Still, Higgs had plenty to boast about, including six consecutive balanced budgets, a significant reduction in the province’s debt, income tax cuts and a booming population.

Higgs’s party was elected to govern in 2018, when the Tories formed the province’s first minority government in almost 100 years. In 2020, he called a snap election – marking the first province to go to the polls during the COVID-19 pandemic – and won a slim majority.

Since then, 14 Tory caucus members have stepped down after clashing with the premier, some of them citing what they described as an authoritarian leadership style and a focus on conservative policies that represented a hard shift to the right.

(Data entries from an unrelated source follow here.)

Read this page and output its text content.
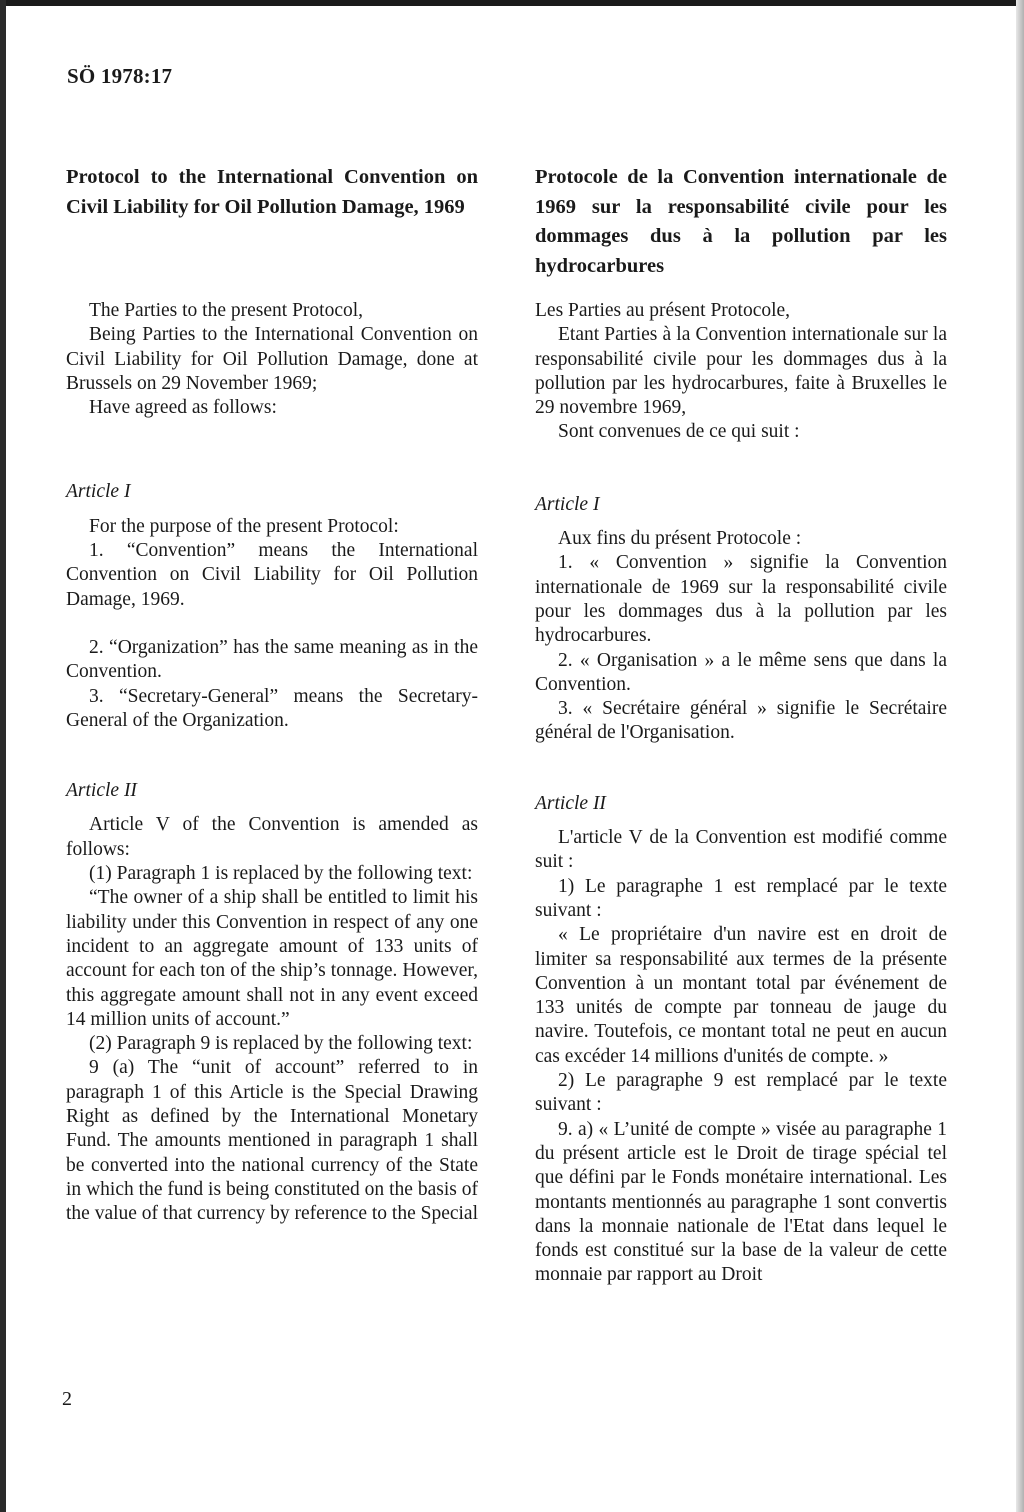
SÖ 1978:17
Protocol to the International Convention on Civil Liability for Oil Pollution Damage, 1969

The Parties to the present Protocol,

Being Parties to the International Convention on Civil Liability for Oil Pollution Damage, done at Brussels on 29 November 1969;

Have agreed as follows:

Article I

For the purpose of the present Protocol:

1. “Convention” means the International Convention on Civil Liability for Oil Pollution Damage, 1969.

2. “Organization” has the same meaning as in the Convention.

3. “Secretary-General” means the Secretary-General of the Organization.

Article II

Article V of the Convention is amended as follows:

(1) Paragraph 1 is replaced by the following text:

“The owner of a ship shall be entitled to limit his liability under this Convention in respect of any one incident to an aggregate amount of 133 units of account for each ton of the ship’s tonnage. However, this aggregate amount shall not in any event exceed 14 million units of account.”

(2) Paragraph 9 is replaced by the following text:

9 (a) The “unit of account” referred to in paragraph 1 of this Article is the Special Drawing Right as defined by the International Monetary Fund. The amounts mentioned in paragraph 1 shall be converted into the national currency of the State in which the fund is being constituted on the basis of the value of that currency by reference to the Special

Protocole de la Convention internationale de 1969 sur la responsabilité civile pour les dommages dus à la pollution par les hydrocarbures

Les Parties au présent Protocole,

Etant Parties à la Convention internationale sur la responsabilité civile pour les dommages dus à la pollution par les hydrocarbures, faite à Bruxelles le 29 novembre 1969,

Sont convenues de ce qui suit :

Article I

Aux fins du présent Protocole :

1. « Convention » signifie la Convention internationale de 1969 sur la responsabilité civile pour les dommages dus à la pollution par les hydrocarbures.

2. « Organisation » a le même sens que dans la Convention.

3. « Secrétaire général » signifie le Secrétaire général de l'Organisation.

Article II

L'article V de la Convention est modifié comme suit :

1) Le paragraphe 1 est remplacé par le texte suivant :

« Le propriétaire d'un navire est en droit de limiter sa responsabilité aux termes de la présente Convention à un montant total par événement de 133 unités de compte par tonneau de jauge du navire. Toutefois, ce montant total ne peut en aucun cas excéder 14 millions d'unités de compte. »

2) Le paragraphe 9 est remplacé par le texte suivant :

9. a) « L’unité de compte » visée au paragraphe 1 du présent article est le Droit de tirage spécial tel que défini par le Fonds monétaire international. Les montants mentionnés au paragraphe 1 sont convertis dans la monnaie nationale de l'Etat dans lequel le fonds est constitué sur la base de la valeur de cette monnaie par rapport au Droit

2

A caucus revolt erupted last year after Higgs announced changes to the gender identity policy in schools. When several Tory lawmakers voted for an external review of the change, Higgs dropped dissenters from cabinet. A bid by some party members to trigger a leadership review went nowhere.

Higgs has also said a Tory government would reject all new applications for supervised drug-consumption sites, renew a legal challenge against the federal carbon pricing scheme and force people into drug treatment if authorities deem they “pose a threat to themselves or others.”

Meanwhile, the legislature has been divided along linguistic lines since the Tories assumed power. The Conservatives have dominated in English-speaking ridings in the central and southern parts of the province, while the Liberals have held the French-speaking ridings in the north.

As the results were reported, Higgs’s supporters were jammed inside a busy St. Louis Bar and Grill in Quispamsis in southern New Brunswick, where the suppertime rush was in full swing. Higgs was watching the early returns from his nearby home and wasn’t expected to head to the restaurant until the final results were known, a spokesman said.

Holt’s supporters were gathering at a Crowne Plaza Hotel in downtown Fredericton, and Coon’s supporters could be found a 10-minute walk down the street at Dolan’s Pub.